Olimpiyatlar sonrası yapılan seçimlerle göreve gelen yeni federasyon başkanlarının işi gerçekten çok zor.
Değişim ve yenilikte her zaman hayır ve güzellik olduğuna inanan biriyim.
Başkanlar çıtayı yükseltmek, beklentileri arttırmak ve kötü gidişatı sonlandırmak için geldiler.
Yıllardır başkanlık koltuğunu siyaseti kullanarak meşgul edenlerin seçilmemesi, kendilerine inanmayıp oy vermeyen ve sistem dışına itilmiş olanların ümitleri oldular.

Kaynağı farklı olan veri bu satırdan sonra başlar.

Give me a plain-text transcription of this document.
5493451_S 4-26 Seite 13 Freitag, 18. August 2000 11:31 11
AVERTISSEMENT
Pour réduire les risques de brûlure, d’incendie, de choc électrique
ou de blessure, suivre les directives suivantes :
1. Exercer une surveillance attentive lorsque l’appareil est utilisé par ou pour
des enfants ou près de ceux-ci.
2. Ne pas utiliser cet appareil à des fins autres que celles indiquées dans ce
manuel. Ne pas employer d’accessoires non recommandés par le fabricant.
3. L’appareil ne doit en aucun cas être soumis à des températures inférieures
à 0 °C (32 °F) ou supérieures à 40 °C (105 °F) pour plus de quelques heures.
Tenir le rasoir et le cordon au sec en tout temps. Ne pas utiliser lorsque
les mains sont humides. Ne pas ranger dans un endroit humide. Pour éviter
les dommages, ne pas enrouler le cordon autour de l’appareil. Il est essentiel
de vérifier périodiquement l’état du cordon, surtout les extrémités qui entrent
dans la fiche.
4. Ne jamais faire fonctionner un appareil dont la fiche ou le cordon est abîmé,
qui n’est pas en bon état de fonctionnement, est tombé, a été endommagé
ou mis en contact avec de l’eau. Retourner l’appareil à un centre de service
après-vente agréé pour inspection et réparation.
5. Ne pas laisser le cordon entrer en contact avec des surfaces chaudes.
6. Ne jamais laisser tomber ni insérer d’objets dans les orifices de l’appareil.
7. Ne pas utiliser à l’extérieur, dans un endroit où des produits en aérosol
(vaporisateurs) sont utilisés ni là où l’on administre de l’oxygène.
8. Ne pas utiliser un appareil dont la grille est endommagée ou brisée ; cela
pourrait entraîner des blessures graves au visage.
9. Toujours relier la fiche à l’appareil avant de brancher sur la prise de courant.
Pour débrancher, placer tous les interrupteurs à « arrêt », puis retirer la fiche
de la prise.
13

Heyecan dolu bekleyiş devam ederken yeni başkanlar koltuğa henüz alışamadılar.
Yeni yönetimlerin amacı kurullar arasında koordinasyon ve istişareyi sağlamakla birlikte,
Mevcut başarının üzerine çıkarak imaj yenilemek,
Olimpiyatlarda bayanların yanında erkeklerde de madalya kazanmak,
Sporcu potansiyeli ve kulüp sayısını kriterler koyarak arttırmak,
Kulüplerle ilgili sahtecilik ve düzenbazlığı kimsenin cesaret edemeyeceği hale getirmek,
Eğitim çalışmalarına önem verip altyapıyı sistemsel hale getirmek ve milli eğitim il müdürlükleriyle koordine halinde olmak,
Özellikle altyapı çalışmalarına verilecek önemle branşların geleceğini şekillendirip, başarıyla tarih olacak veya başarısızlıkla camiadan uzaklaşacaklardır.
Geçmişte olduğu gibi…
Herkesin gözünün üzerinde olduğu bazı branşlardan boks, güreş ve tekvando federasyon başkanlarının işleri diğerlerine göre iki değil üç kat daha fazla olacağını düşünüyorum.

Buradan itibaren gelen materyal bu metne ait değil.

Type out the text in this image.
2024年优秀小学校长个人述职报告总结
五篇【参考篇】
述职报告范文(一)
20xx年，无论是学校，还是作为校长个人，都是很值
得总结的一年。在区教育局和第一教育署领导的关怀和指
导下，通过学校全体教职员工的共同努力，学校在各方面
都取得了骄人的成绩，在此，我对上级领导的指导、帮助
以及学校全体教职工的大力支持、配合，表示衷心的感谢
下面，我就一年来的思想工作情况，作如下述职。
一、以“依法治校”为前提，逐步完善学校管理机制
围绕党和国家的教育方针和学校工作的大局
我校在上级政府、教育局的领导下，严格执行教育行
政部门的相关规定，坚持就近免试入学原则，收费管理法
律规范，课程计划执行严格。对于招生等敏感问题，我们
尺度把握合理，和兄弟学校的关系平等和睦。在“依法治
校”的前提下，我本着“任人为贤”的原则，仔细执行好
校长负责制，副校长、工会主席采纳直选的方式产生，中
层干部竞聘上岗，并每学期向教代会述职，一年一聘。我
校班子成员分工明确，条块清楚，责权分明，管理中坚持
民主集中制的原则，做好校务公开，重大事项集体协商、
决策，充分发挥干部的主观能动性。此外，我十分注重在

Güreş federasyon başkanı Taha Akgül ve Tekvando federasyon başkanı Bahri Tanrıkulu’nun muhteşem sporcu kariyerleri ve gençliğin idolu olmalarıyla sorumlulukları büyüktür.
Giden başkanların bazıları da kendileri gibi muhteşem sporculardı ama başaramadılar.
Boks federasyonu başkanı Suat Hekimoğlu’nun elit bir aileden boksa dâhil olması ve uzun yıllar kimsenin deviremediği başkanı yenerek koltuğa oturması dikkatleri üzerine çekti.
Başkanlar için zor olan ve riske girecekleri durumlardan bazıları;
Yöneticilik ve sporculuğun aynı şey olmadığının farkında olmamaları,
Sporcu kariyerlerine veya siyasete güvenerek başarının geleceğine inanmaları,
Çıtayı yükseltmek için en önemli adımın sporcu ve antrenörlerin eğitilmesi,
Okullar hariç yapılacak çalışmaların günübirlik olduğunun unutulması,
Sporcu, antrenör, kulüp ve hakemler arasında rekabetin oluşturulamaması,
“Hata yapma lüksümüz yoktur” vurgusunun verilmemesi yeni başkanları da riske sokacaktır.
Sporcunun çok olduğu yerde başarının yüksek olacağına inanmalı-inandırmalıyız.
Yabancılardan medet umacağımıza antrenörlerimizi zamana uygun eğitmeli, mesleki anlamda farkındalıklarını geliştirmeli, güvenmeli ve yetkilendirerek zaman tanımalıyız.
Yani “organizasyon yapmaktan ziyade organize olmayı başarmalıyız.”